Mariana llegó de noche, como siempre; como siempre, escurriendo la noche en su cabello. Sus enormes ojos lo arrastraron a desearla. Sin hablar se miraron en sus soledades y se acariciaron como si quisieran arrebatarse lo que sentían. Cristian se veía invadido, todo era diferente: besaba unos pezones más tibios, con una ternura endurecida, los recorría incrédulo y volvía a sorprenderse en la caída de esas caderas pálidas. Esta vez no había eco, sólo el silencio que le hablaba. La perfecta línea de esa espalda lo abrigaba con cada espasmo, mientras veía llorar unos ojos que no entendía.
La abrazó sin dejar de besarla y sin dejar de despreciarla porque sabía que se iría y que él terminaría pensándola a cada instante, sin comprender sus caricias, su repentina entrega. Quería apropiarse de todo lo que ella era, quería romperla para guardarla en lo más escondido de sus manos. La miró detenidamente, percibió su aroma de arena amarga y salada, imaginó ser la razón de cada marca de su piel, la saboreó, la mordió, la palpó como a una mariposa que está a punto de escaparse.
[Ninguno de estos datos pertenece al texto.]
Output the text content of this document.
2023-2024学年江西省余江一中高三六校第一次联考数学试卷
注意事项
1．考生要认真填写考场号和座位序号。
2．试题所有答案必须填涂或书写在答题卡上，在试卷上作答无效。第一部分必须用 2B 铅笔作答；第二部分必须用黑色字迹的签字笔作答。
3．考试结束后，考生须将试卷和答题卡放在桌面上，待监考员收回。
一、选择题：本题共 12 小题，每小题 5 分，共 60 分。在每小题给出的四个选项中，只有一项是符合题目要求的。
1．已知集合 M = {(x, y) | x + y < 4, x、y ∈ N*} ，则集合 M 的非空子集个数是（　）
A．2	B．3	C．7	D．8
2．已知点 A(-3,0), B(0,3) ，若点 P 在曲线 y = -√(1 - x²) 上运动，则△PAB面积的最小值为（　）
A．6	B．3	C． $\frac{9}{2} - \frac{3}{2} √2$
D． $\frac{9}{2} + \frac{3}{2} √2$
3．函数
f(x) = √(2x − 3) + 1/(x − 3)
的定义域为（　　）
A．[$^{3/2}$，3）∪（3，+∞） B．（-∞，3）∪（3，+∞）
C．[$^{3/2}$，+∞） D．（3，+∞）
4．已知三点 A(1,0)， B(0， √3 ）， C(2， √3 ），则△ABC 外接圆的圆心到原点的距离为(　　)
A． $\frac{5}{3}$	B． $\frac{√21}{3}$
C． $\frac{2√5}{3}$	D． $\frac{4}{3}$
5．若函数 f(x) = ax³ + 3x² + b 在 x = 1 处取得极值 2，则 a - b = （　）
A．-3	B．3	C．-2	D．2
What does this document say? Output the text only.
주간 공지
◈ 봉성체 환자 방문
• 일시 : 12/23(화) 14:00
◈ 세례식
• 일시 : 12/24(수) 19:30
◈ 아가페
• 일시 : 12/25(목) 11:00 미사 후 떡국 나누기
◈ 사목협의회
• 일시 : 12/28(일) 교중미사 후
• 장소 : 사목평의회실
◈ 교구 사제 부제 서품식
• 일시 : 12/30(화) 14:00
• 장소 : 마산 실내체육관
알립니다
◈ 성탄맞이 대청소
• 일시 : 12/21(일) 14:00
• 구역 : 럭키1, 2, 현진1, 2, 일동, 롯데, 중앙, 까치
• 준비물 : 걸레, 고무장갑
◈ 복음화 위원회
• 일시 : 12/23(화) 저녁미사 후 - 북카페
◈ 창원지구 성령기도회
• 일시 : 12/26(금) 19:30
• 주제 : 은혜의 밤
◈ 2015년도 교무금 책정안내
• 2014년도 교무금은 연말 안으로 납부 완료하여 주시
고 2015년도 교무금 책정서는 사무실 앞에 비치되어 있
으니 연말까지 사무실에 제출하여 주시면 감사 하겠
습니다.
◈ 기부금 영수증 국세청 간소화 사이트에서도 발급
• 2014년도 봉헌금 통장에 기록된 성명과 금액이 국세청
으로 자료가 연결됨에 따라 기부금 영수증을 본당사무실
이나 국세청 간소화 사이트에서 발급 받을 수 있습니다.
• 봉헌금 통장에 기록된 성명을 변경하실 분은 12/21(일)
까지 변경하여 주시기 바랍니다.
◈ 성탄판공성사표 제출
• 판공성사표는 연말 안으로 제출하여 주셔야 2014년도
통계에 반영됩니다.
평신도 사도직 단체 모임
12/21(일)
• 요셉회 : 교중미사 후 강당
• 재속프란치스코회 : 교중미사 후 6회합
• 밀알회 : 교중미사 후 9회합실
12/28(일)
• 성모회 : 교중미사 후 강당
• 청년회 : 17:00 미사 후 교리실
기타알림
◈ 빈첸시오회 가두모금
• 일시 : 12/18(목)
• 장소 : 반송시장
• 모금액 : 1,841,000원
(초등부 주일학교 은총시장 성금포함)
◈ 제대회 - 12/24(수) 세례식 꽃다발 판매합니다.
Mariana apenas reconocía al hombre que intentaba protegerla, el contacto de sus manos frías hacía más evidente el placer que le provocaban. Difícilmente sabía dónde estaba, pero en esta ocasión no le importó. Había ido demasiado lejos como para hacer que Cristian permaneciera fuera de ella y no deseaba que lo hiciera, ahora sólo pensaba en abarcarlo con su burbuja, darle cabida en su tristeza, arroparlo con el miedo que la tenía entumida desde días que ya no podía recordar.
* * *
Y sucedió que se fue. Mariana se fue.
* * *
Pasaron muchos días sin que Cristian supiera nada de ella. Cada día esperaba toparla al salir de su puerta, esperaba verla a lo lejos en alguna calle, esperaba llegar y encontrar su silencio en la contestadora, esperaba que alguna noche tocara el timbre chorreando su cabello en el tapete.
Un día, cuando regresaba a su departamento, encontró una nota de Mariana. No tenía firma, pero sabía que era de ella: Lloró con una sonrisa tan amarga que parecía recordar todo. Y se quedó viendo el cielo que siempre había visto. Y fue de noche otra vez.
Se quedó inmóvil un rato. No lloró. Se sentó a pensar cómo sería no verla otra vez (porque de eso estaba seguro). Volvió a cerrar el sobre y salió a esa noche que parecía avanzar sin ningún retraso, como quizás había pasado la primer noche de los tiempos o como tal vez pasara la última; esa noche, como todas las noches que pasarían colgadas de ella y de las últimas letras temblorosas que escribiera.